Los inmigrantes deben tener libertad para trabajar y pagar impuestos, pero no para recibir las mismas prestaciones sociales que los ciudadanos, al menos durante un tiempo. Algún día habrá que modernizar el desgastado sistema mundial de asilo y compartir de manera más equitativa la tarea de ofrecer refugio. El acuerdo provisional de la UE anunciado el 20 de diciembre es un pequeño paso en la dirección correcta.
Los pesimistas de la derecha argumentan que más inmigración generará desorden, ya que las personas de culturas ajenas no se asimilarán. Sin embargo, los estudios no encuentran pruebas sólidas de que los países diversos sean menos estables: basta contrastar la homogénea Somalia con la multicolor Australia.
Los pesimistas de la izquierda dicen que Occidente nunca dejará entrar a mucha gente ni tratará con justicia a los recién llegados porque es incorregiblemente racista.
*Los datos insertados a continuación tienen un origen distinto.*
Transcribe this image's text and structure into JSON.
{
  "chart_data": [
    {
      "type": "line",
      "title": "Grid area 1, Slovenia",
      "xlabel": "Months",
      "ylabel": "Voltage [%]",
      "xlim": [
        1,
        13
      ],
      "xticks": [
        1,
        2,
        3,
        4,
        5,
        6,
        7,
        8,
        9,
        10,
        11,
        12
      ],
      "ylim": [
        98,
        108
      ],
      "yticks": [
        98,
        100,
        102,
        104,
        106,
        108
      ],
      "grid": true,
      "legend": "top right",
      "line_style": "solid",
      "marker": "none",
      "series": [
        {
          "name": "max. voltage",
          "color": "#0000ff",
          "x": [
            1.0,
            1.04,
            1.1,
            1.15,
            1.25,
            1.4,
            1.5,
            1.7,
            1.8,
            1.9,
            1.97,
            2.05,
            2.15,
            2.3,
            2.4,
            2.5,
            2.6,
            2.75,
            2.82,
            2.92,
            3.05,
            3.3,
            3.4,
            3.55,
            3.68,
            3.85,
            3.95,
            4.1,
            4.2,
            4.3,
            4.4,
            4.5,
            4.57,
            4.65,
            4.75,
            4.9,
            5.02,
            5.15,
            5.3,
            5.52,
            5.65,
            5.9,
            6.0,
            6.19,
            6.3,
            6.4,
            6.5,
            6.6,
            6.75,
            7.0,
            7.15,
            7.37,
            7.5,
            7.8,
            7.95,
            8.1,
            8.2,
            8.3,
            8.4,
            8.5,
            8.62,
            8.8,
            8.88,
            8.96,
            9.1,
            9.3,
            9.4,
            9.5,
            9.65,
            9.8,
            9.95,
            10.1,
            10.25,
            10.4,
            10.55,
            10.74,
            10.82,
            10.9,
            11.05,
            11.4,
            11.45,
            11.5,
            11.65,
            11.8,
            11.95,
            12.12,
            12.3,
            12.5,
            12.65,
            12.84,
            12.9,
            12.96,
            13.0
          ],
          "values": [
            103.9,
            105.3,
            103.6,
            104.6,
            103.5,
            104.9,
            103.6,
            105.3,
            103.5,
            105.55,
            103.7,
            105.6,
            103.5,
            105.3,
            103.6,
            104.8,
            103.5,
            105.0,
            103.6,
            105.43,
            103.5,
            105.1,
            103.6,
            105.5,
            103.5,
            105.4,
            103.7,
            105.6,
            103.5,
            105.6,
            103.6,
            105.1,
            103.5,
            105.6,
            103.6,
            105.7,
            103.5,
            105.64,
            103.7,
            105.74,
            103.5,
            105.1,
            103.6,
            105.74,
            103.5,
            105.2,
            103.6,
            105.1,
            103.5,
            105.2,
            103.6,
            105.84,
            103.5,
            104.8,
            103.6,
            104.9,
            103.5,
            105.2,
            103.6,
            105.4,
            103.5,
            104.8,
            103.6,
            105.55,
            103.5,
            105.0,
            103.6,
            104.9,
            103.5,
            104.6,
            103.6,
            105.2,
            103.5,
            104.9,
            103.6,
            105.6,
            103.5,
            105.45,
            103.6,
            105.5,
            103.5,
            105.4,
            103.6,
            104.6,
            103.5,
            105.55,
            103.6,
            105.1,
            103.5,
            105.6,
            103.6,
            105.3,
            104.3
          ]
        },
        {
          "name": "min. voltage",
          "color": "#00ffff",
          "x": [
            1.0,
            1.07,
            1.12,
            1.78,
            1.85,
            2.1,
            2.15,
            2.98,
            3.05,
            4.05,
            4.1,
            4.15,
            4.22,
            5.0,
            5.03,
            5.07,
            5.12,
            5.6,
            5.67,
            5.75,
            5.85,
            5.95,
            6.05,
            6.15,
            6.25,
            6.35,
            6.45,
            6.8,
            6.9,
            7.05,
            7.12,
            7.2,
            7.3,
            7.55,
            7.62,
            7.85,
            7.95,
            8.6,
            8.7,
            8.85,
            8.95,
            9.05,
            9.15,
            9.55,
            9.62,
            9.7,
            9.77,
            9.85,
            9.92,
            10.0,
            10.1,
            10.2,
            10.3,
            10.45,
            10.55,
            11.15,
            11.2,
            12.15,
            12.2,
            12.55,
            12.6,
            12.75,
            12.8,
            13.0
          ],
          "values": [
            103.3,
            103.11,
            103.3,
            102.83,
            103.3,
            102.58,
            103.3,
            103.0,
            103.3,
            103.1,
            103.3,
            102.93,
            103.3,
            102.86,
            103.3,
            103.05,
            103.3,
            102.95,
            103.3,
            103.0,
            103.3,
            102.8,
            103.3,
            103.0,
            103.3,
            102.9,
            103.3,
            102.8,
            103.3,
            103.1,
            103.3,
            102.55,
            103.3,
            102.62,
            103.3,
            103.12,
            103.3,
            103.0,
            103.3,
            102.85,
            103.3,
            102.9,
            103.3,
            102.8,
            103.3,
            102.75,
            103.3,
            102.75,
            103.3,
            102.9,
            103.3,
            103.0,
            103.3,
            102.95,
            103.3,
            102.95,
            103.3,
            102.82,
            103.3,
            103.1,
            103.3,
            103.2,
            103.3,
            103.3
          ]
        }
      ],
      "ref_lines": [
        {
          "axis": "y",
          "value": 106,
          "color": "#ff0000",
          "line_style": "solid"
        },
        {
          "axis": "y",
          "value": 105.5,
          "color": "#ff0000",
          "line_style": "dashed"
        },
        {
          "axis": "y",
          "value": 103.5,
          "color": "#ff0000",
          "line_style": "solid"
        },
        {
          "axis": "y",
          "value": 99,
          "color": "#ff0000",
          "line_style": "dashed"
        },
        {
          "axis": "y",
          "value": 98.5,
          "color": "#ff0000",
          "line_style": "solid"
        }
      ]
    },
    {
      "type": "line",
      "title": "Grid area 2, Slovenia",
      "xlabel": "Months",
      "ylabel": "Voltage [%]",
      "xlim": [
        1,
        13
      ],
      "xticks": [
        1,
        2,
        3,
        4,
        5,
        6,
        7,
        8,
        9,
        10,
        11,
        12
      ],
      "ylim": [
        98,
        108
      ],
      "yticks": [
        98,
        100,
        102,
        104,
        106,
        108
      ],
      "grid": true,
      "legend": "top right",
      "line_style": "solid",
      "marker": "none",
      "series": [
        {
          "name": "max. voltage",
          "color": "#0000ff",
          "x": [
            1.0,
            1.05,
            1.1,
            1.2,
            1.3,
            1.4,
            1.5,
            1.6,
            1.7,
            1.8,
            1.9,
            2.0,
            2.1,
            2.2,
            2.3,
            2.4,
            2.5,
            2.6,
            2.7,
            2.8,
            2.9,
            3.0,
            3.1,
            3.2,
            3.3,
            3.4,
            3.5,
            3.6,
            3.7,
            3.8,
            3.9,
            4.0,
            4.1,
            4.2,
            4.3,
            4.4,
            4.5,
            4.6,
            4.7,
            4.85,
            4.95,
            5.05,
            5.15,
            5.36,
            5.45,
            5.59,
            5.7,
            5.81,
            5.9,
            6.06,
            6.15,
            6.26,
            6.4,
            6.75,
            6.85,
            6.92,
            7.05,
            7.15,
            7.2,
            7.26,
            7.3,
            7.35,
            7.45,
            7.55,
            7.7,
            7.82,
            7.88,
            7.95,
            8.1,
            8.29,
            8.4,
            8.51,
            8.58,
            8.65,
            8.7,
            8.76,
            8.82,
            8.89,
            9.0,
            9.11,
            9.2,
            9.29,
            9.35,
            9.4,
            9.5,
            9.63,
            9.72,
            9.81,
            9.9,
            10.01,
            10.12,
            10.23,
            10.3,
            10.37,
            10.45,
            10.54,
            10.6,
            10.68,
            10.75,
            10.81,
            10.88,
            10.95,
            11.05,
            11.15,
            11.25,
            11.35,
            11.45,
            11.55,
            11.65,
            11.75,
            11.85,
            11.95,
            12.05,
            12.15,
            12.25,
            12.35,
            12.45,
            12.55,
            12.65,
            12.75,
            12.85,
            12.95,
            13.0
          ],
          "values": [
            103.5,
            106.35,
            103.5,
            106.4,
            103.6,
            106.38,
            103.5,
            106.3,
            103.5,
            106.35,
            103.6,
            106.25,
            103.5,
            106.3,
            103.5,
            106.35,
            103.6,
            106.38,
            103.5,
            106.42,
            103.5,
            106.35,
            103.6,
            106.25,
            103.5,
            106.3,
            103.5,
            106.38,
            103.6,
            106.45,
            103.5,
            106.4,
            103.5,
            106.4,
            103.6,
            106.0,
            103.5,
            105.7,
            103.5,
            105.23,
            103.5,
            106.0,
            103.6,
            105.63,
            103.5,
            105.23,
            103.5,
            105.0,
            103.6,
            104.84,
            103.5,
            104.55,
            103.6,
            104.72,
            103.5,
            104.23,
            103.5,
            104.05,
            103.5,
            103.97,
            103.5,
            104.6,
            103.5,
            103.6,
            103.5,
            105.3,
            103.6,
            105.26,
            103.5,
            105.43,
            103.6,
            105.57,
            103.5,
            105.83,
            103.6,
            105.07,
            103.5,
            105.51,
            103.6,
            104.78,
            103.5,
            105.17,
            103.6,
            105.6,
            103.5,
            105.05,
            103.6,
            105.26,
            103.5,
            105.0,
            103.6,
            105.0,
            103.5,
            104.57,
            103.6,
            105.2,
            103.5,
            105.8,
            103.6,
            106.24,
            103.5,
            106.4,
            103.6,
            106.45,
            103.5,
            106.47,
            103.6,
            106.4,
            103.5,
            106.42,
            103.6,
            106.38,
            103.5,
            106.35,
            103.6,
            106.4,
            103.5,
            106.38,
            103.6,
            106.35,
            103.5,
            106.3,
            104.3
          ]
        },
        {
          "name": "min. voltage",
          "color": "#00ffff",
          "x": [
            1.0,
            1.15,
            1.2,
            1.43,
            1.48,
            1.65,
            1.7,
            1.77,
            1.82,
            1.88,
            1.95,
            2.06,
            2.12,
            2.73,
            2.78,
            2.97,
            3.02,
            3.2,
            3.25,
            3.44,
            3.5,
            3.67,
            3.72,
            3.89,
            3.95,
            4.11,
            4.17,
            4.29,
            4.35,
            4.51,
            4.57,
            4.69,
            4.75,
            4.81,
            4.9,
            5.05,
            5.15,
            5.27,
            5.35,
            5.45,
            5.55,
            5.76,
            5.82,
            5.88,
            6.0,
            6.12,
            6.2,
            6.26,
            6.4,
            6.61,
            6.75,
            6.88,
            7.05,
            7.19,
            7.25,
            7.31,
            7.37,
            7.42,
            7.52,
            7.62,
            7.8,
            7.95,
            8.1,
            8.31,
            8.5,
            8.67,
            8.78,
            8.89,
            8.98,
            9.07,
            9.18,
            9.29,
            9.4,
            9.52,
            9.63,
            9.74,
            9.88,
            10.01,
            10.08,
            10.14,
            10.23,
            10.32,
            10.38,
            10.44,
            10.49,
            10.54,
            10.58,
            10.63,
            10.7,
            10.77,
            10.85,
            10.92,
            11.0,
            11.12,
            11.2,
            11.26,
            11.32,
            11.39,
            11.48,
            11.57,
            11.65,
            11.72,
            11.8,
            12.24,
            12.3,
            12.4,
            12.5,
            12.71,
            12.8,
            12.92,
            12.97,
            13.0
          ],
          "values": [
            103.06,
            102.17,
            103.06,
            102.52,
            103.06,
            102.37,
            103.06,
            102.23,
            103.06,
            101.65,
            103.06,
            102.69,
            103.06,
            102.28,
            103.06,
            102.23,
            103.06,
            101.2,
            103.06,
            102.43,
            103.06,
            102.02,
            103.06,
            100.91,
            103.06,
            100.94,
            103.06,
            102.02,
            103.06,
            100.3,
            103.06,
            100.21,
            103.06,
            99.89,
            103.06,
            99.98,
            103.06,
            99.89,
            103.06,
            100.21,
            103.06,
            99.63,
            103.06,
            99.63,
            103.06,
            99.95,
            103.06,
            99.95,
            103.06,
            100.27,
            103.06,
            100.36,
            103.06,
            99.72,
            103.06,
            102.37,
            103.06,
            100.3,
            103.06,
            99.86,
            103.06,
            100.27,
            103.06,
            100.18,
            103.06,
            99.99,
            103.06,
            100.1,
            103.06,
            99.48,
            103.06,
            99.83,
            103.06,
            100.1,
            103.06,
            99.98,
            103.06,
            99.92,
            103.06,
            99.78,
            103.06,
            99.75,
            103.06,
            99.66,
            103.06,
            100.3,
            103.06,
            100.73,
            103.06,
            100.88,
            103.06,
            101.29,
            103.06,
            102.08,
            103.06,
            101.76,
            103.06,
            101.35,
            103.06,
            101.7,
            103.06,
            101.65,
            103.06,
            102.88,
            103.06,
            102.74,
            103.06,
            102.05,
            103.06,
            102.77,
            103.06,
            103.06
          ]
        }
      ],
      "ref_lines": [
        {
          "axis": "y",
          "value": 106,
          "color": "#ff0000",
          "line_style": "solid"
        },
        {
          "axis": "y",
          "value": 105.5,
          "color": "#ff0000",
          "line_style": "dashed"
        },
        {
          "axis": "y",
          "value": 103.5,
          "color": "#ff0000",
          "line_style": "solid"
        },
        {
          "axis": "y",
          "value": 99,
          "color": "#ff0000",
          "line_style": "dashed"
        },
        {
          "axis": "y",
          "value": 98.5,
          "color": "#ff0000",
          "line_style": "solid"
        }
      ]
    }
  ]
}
No obstante, aunque el racismo persiste, ha disminuido más de lo que muchos creen. Cuando nació Barack Obama, los matrimonios entre distintas razas eran ilegales en gran parte de Estados Unidos, y muchos británicos seguían pensando que tenían el derecho y el deber de gobernar otras naciones.
Ahora, una quinta parte de los nuevos matrimonios estadounidenses son mixtos, y a los británicos no les causa impacto que un descendiente de súbditos coloniales sea su primer ministro. Los indios británicos, los chino-canadienses y los nigeriano-estadounidenses ganan más que sus compatriotas blancos, lo que sugiere que el racismo no es el principal factor determinante de sus oportunidades en la vida.
El camino hacia occidente sigue en marcha
En el futuro, el cambio climático puede impulsar a la gente a desplazarse más. Pero esto será gradual, y dos fuerzas pueden tener el efecto contrario. Se ralentizará el desplazamiento de las granjas a las ciudades —un movimiento de masas mucho mayor que la migración transfronteriza—, pues la mayor parte del mundo ya es urbana.
Además, la humanidad perderá movilidad a medida que envejezca. Actualmente, los países ricos tienen una magnífica oportunidad de importar juventud, cerebros y dinamismo. Puede que esta oportunidad no dure para siempre.